In this article, the three factors of trap hydrogen pressure, stress induced hydrogen re-distribution, and hydrogen embrittlement are firstly coupled to study the mechanism of flake formation and propagation in Cr5VMo steel using the finite element method. From our results, three main conclusions can be drawn. The first is that trap hydrogen pressure is the main driving force for flake formation in steel. It not only defines the stress field around crack tips, but also affects the degree of hydrogen aggregation in steel. The second is that trap size is a very important factor for defining the critical hydrogen content of flake formation. The ultrasonic testing and its accuracy are very important for predicting the possibility of flake formation.

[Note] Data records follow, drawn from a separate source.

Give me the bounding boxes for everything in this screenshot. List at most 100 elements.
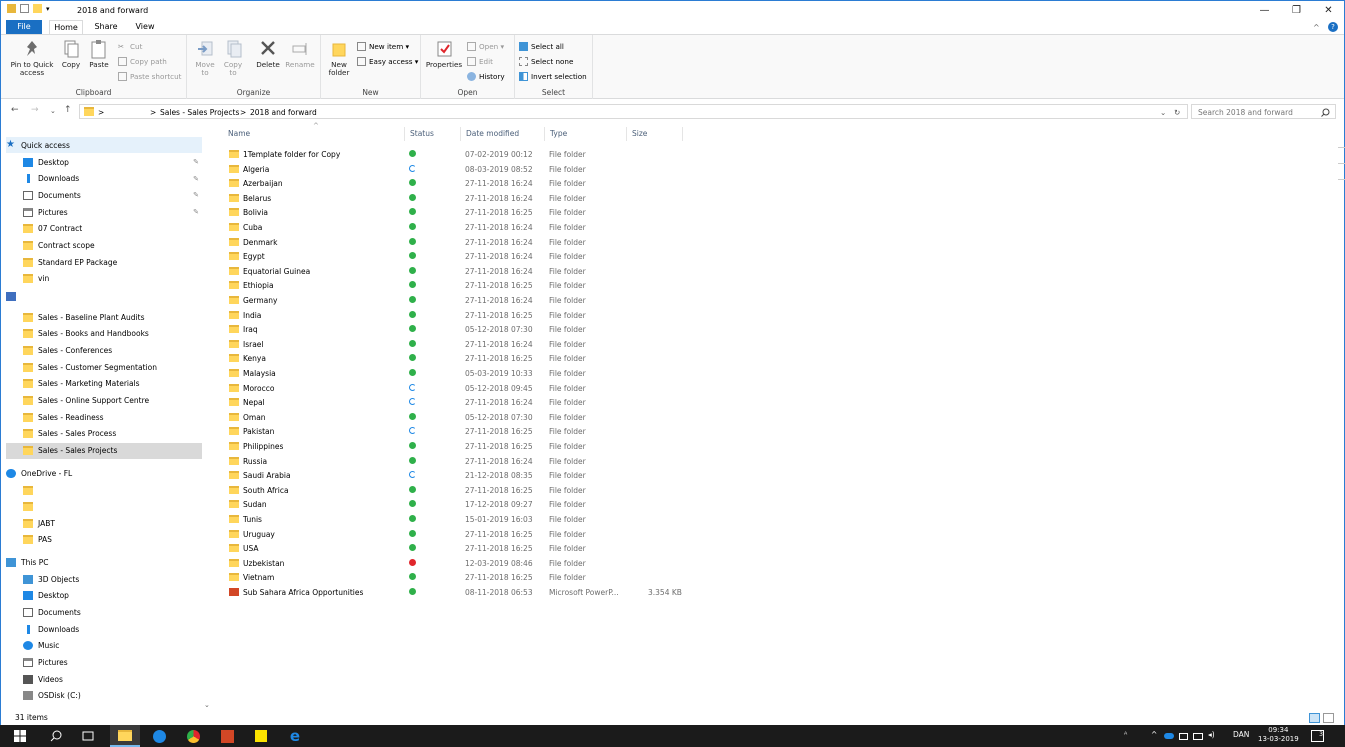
up-arrow-icon[interactable]: ↑	[64, 105, 72, 115]
nav-sharepoint-item[interactable]: Sales - Readiness	[6, 409, 202, 425]
customize-qat-icon[interactable]: ▾	[46, 5, 50, 13]
minimize-button[interactable]: —	[1248, 1, 1281, 20]
file-row[interactable]: Nepal 27-11-2018 16:24 File folder	[223, 395, 683, 409]
file-row[interactable]: Sudan 17-12-2018 09:27 File folder	[223, 497, 683, 511]
nav-quick-item[interactable]: Standard EP Package	[6, 254, 202, 270]
pin-icon[interactable]: ✎	[193, 191, 199, 199]
select-none-button[interactable]: Select none	[519, 56, 573, 67]
nav-sharepoint-item[interactable]: Sales - Books and Handbooks	[6, 326, 202, 342]
paste-shortcut-button[interactable]: Paste shortcut	[118, 71, 181, 82]
column-date-modified[interactable]: Date modified	[461, 127, 545, 141]
nav-quick-item[interactable]: Desktop ✎	[6, 154, 202, 170]
file-row[interactable]: Tunis 15-01-2019 16:03 File folder	[223, 512, 683, 526]
file-row[interactable]: Israel 27-11-2018 16:24 File folder	[223, 337, 683, 351]
copy-to-button[interactable]: Copy to	[221, 39, 245, 77]
nav-pc-item[interactable]: OSDisk (C:)	[6, 688, 202, 704]
file-row[interactable]: Pakistan 27-11-2018 16:25 File folder	[223, 424, 683, 438]
sticky-notes-icon[interactable]	[248, 725, 274, 747]
nav-pas[interactable]: PAS	[6, 531, 202, 547]
nav-onedrive-item[interactable]	[6, 482, 202, 498]
new-folder-qat-icon[interactable]	[33, 4, 42, 13]
nav-pc-item[interactable]: Downloads	[6, 621, 202, 637]
file-row[interactable]: Azerbaijan 27-11-2018 16:24 File folder	[223, 176, 683, 190]
pin-quick-access-button[interactable]: Pin to Quick access	[7, 39, 57, 77]
file-row[interactable]: 1Template folder for Copy 07-02-2019 00:1…	[223, 147, 683, 161]
people-icon[interactable]: ᴬ	[1124, 730, 1127, 739]
maximize-button[interactable]: ❐	[1280, 1, 1313, 20]
recent-locations-icon[interactable]: ⌄	[50, 107, 56, 115]
nav-pc-item[interactable]: Pictures	[6, 655, 202, 671]
breadcrumb-sales-projects[interactable]: Sales - Sales Projects	[160, 108, 239, 117]
tab-share[interactable]: Share	[89, 20, 123, 35]
chrome-icon[interactable]	[180, 725, 206, 747]
file-row[interactable]: Saudi Arabia 21-12-2018 08:35 File folder	[223, 468, 683, 482]
nav-quick-item[interactable]: Pictures ✎	[6, 204, 202, 220]
nav-onedrive-item[interactable]	[6, 498, 202, 514]
nav-onedrive[interactable]: OneDrive - FL	[6, 465, 202, 481]
file-row[interactable]: India 27-11-2018 16:25 File folder	[223, 308, 683, 322]
column-type[interactable]: Type	[545, 127, 627, 141]
tab-file[interactable]: File	[6, 20, 42, 35]
nav-sharepoint-item[interactable]: Sales - Conferences	[6, 342, 202, 358]
file-explorer-taskbar-icon[interactable]	[110, 725, 140, 747]
column-size[interactable]: Size	[627, 127, 683, 141]
details-view-icon[interactable]	[1309, 713, 1320, 723]
file-row[interactable]: Morocco 05-12-2018 09:45 File folder	[223, 381, 683, 395]
nav-quick-item[interactable]: vin	[6, 271, 202, 287]
task-view-icon[interactable]	[76, 725, 100, 747]
pin-icon[interactable]: ✎	[193, 175, 199, 183]
properties-button[interactable]: Properties	[425, 39, 463, 69]
nav-quick-access[interactable]: ★ Quick access	[6, 137, 202, 153]
address-dropdown-icon[interactable]: ⌄	[1160, 108, 1166, 117]
file-row[interactable]: Uruguay 27-11-2018 16:25 File folder	[223, 527, 683, 541]
rename-button[interactable]: Rename	[285, 39, 315, 69]
nav-sharepoint-item[interactable]: Sales - Sales Projects	[6, 442, 202, 459]
nav-sharepoint-item[interactable]: Sales - Baseline Plant Audits	[6, 309, 202, 325]
tab-view[interactable]: View	[129, 20, 161, 35]
close-button[interactable]: ✕	[1312, 1, 1345, 20]
file-row[interactable]: Oman 05-12-2018 07:30 File folder	[223, 410, 683, 424]
skype-icon[interactable]	[146, 725, 172, 747]
easy-access-button[interactable]: Easy access ▾	[357, 56, 418, 67]
nav-quick-item[interactable]: Contract scope	[6, 238, 202, 254]
nav-pc-item[interactable]: Music	[6, 638, 202, 654]
copy-path-button[interactable]: Copy path	[118, 56, 167, 67]
nav-this-pc[interactable]: This PC	[6, 554, 202, 570]
file-row[interactable]: Egypt 27-11-2018 16:24 File folder	[223, 249, 683, 263]
nav-pc-item[interactable]: 3D Objects	[6, 571, 202, 587]
file-row[interactable]: Russia 27-11-2018 16:24 File folder	[223, 454, 683, 468]
show-hidden-icons-icon[interactable]: ^	[1151, 730, 1157, 739]
onedrive-tray-icon[interactable]	[1164, 733, 1174, 739]
file-row[interactable]: Ethiopia 27-11-2018 16:25 File folder	[223, 278, 683, 292]
file-row[interactable]: Germany 27-11-2018 16:24 File folder	[223, 293, 683, 307]
tab-home[interactable]: Home	[49, 20, 83, 35]
search-taskbar-icon[interactable]	[44, 725, 68, 747]
cut-button[interactable]: ✂ Cut	[118, 41, 142, 52]
file-row[interactable]: USA 27-11-2018 16:25 File folder	[223, 541, 683, 555]
file-row[interactable]: Sub Sahara Africa Opportunities 08-11-201…	[223, 585, 683, 599]
language-indicator[interactable]: DAN	[1233, 730, 1249, 739]
nav-pc-item[interactable]: Videos	[6, 671, 202, 687]
large-icons-view-icon[interactable]	[1323, 713, 1334, 723]
edge-icon[interactable]: e	[282, 725, 308, 747]
properties-qat-icon[interactable]	[20, 4, 29, 13]
address-bar[interactable]: > > Sales - Sales Projects > 2018 and fo…	[79, 104, 1188, 119]
new-folder-button[interactable]: New folder	[325, 39, 353, 77]
windows-start-icon[interactable]	[8, 725, 32, 747]
nav-pc-item[interactable]: Desktop	[6, 588, 202, 604]
nav-quick-item[interactable]: Documents ✎	[6, 187, 202, 203]
nav-sharepoint-item[interactable]: Sales - Online Support Centre	[6, 393, 202, 409]
file-row[interactable]: Algeria 08-03-2019 08:52 File folder	[223, 162, 683, 176]
file-row[interactable]: Equatorial Guinea 27-11-2018 16:24 File fo…	[223, 264, 683, 278]
search-input[interactable]: Search 2018 and forward	[1198, 108, 1293, 117]
open-button[interactable]: Open ▾	[467, 41, 504, 52]
delete-button[interactable]: Delete	[255, 39, 281, 69]
pin-icon[interactable]: ✎	[193, 158, 199, 166]
nav-sharepoint-item[interactable]: Sales - Sales Process	[6, 426, 202, 442]
nav-sharepoint-item[interactable]: Sales - Marketing Materials	[6, 376, 202, 392]
clock[interactable]: 09:34 13-03-2019	[1258, 726, 1299, 744]
collapse-ribbon-icon[interactable]: ^	[1313, 23, 1320, 32]
edit-button[interactable]: Edit	[467, 56, 493, 67]
select-all-button[interactable]: Select all	[519, 41, 564, 52]
column-status[interactable]: Status	[405, 127, 461, 141]
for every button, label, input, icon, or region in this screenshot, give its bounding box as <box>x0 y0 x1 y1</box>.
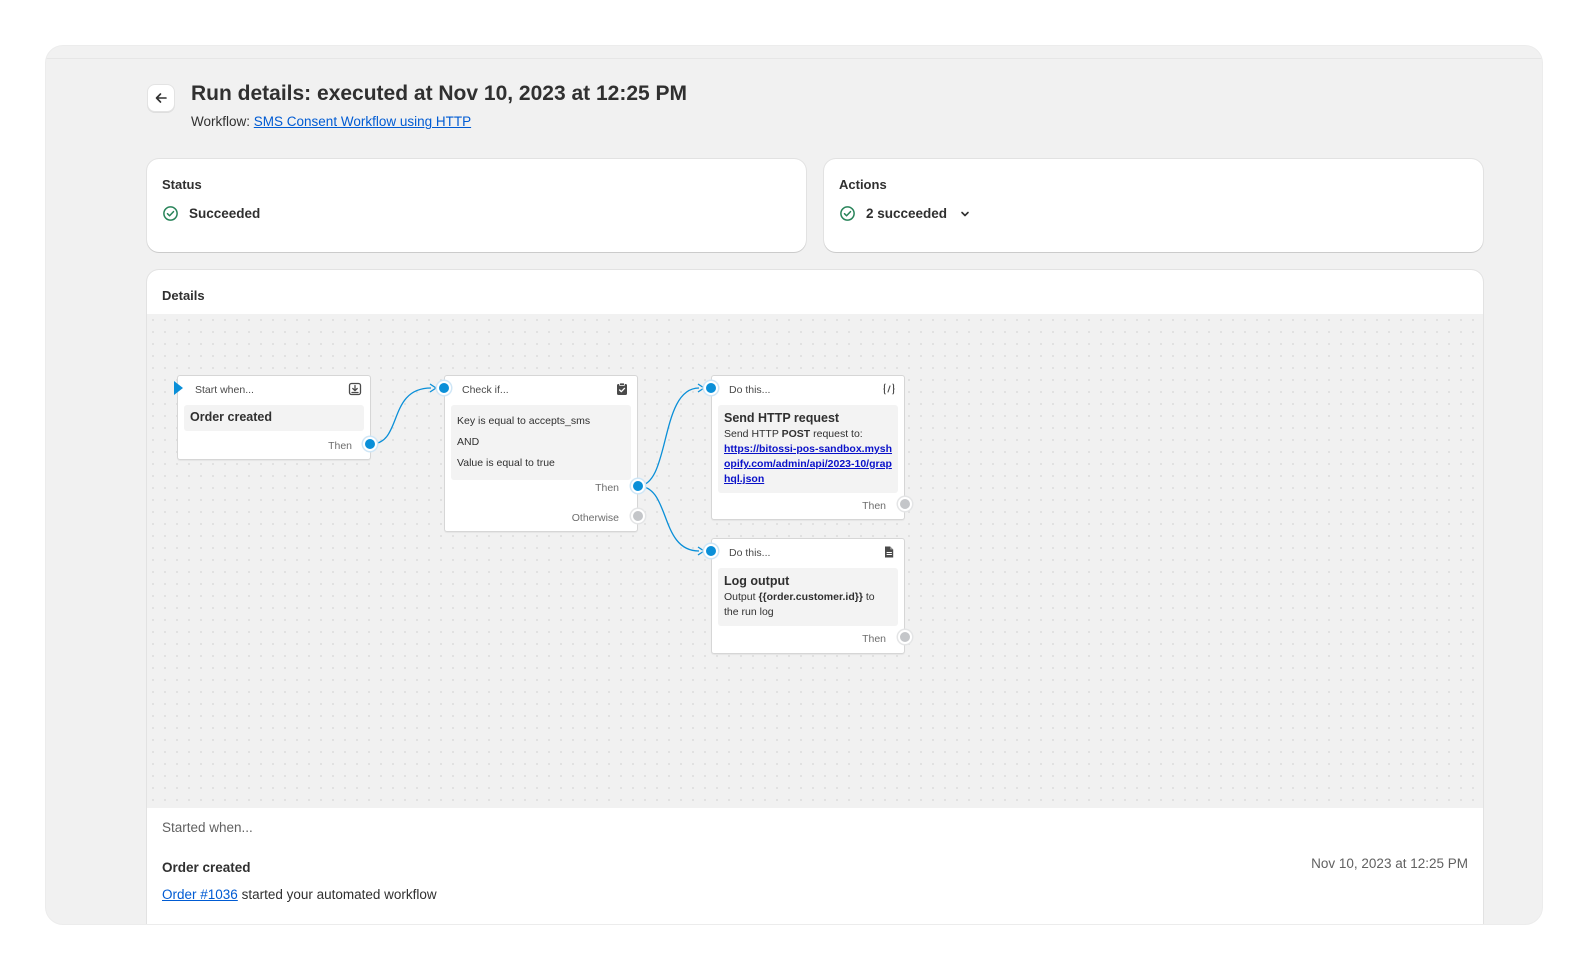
workflow-canvas[interactable]: Start when... Order created Then Check i… <box>147 314 1483 808</box>
actions-card: Actions 2 succeeded <box>824 159 1483 252</box>
started-when-label: Started when... <box>162 820 253 835</box>
workflow-label: Workflow: <box>191 114 251 129</box>
http-input-port[interactable] <box>704 381 718 395</box>
start-marker <box>174 381 183 395</box>
trigger-node[interactable]: Start when... Order created Then <box>177 375 371 460</box>
then-label: Then <box>862 633 886 645</box>
trigger-then-port[interactable] <box>363 437 377 451</box>
condition-line-3: Value is equal to true <box>457 457 555 469</box>
details-heading: Details <box>162 288 205 303</box>
clipboard-check-icon <box>617 382 627 395</box>
condition-line-1: Key is equal to accepts_sms <box>457 415 591 427</box>
chevron-down-icon <box>961 211 969 216</box>
code-braces-icon <box>883 383 895 395</box>
log-input-port[interactable] <box>704 544 718 558</box>
details-card: Details Start when... Order created Then… <box>147 270 1483 924</box>
connector-trigger-condition <box>370 387 432 445</box>
trigger-timestamp: Nov 10, 2023 at 12:25 PM <box>1311 856 1468 871</box>
page-title: Run details: executed at Nov 10, 2023 at… <box>191 82 688 105</box>
log-variable: {{order.customer.id}} <box>758 591 863 603</box>
node-head: Start when... <box>195 384 254 396</box>
node-head: Do this... <box>729 547 771 559</box>
condition-then-port[interactable] <box>631 479 645 493</box>
log-desc-prefix: Output <box>724 591 759 603</box>
condition-node[interactable]: Check if... Key is equal to accepts_sms … <box>444 375 638 532</box>
http-request-node[interactable]: Do this... Send HTTP request Send HTTP P… <box>711 375 905 520</box>
condition-input-port[interactable] <box>437 381 451 395</box>
then-label: Then <box>595 482 619 494</box>
download-box-icon <box>348 382 362 396</box>
back-arrow-icon <box>155 93 167 103</box>
trigger-description: Order #1036 started your automated workf… <box>162 887 437 902</box>
http-desc-suffix: request to: <box>810 428 863 440</box>
node-title: Log output <box>724 574 790 588</box>
node-body: Key is equal to accepts_sms AND Value is… <box>451 405 631 480</box>
order-link[interactable]: Order #1036 <box>162 887 238 902</box>
condition-line-2: AND <box>457 436 480 448</box>
workflow-line: Workflow: SMS Consent Workflow using HTT… <box>191 114 471 129</box>
back-button[interactable] <box>147 84 175 112</box>
actions-heading: Actions <box>839 177 887 192</box>
app-frame: Run details: executed at Nov 10, 2023 at… <box>45 45 1543 925</box>
status-heading: Status <box>162 177 202 192</box>
condition-otherwise-port[interactable] <box>631 509 645 523</box>
log-output-node[interactable]: Do this... Log output Output {{order.cus… <box>711 538 905 654</box>
connector-condition-log <box>637 485 700 552</box>
check-circle-icon <box>163 206 178 221</box>
actions-dropdown-toggle[interactable] <box>959 208 971 220</box>
node-title: Send HTTP request <box>724 411 840 425</box>
http-method: POST <box>781 428 811 440</box>
http-desc-prefix: Send HTTP <box>724 428 782 440</box>
http-url-link[interactable]: https://bitossi-pos-sandbox.myshopify.co… <box>724 442 892 487</box>
check-circle-icon <box>840 206 855 221</box>
then-label: Then <box>328 440 352 452</box>
http-then-port[interactable] <box>898 497 912 511</box>
node-head: Do this... <box>729 384 771 396</box>
actions-value: 2 succeeded <box>866 206 948 221</box>
then-label: Then <box>862 500 886 512</box>
node-body: Send HTTP request Send HTTP POST request… <box>718 405 898 493</box>
node-head: Check if... <box>462 384 509 396</box>
divider <box>46 58 1542 59</box>
status-row: Succeeded <box>162 205 260 222</box>
node-body: Log output Output {{order.customer.id}} … <box>718 568 898 626</box>
connector-condition-http <box>637 387 700 487</box>
actions-row[interactable]: 2 succeeded <box>839 205 971 222</box>
document-icon <box>885 546 894 558</box>
node-title: Order created <box>190 410 272 424</box>
workflow-link[interactable]: SMS Consent Workflow using HTTP <box>254 114 471 129</box>
log-then-port[interactable] <box>898 630 912 644</box>
trigger-desc-text: started your automated workflow <box>237 887 437 902</box>
status-card: Status Succeeded <box>147 159 806 252</box>
otherwise-label: Otherwise <box>571 512 619 524</box>
trigger-name: Order created <box>162 860 251 875</box>
status-value: Succeeded <box>189 206 261 221</box>
node-body: Order created <box>184 405 364 431</box>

The third conclusions is that hydrogen content is the key to flake initiation, and its value should be well examined and controlled. In addition, hydrogen detection accuracy should be guaranteed effectively, especially as the hydrogen content is below 3 ppm. The simulation method and results proposed in this article generally support the understanding of hydrogen assisted cracking phenomena in steel. They are helpful for developing appropriate measures for preventing flake formation in the future.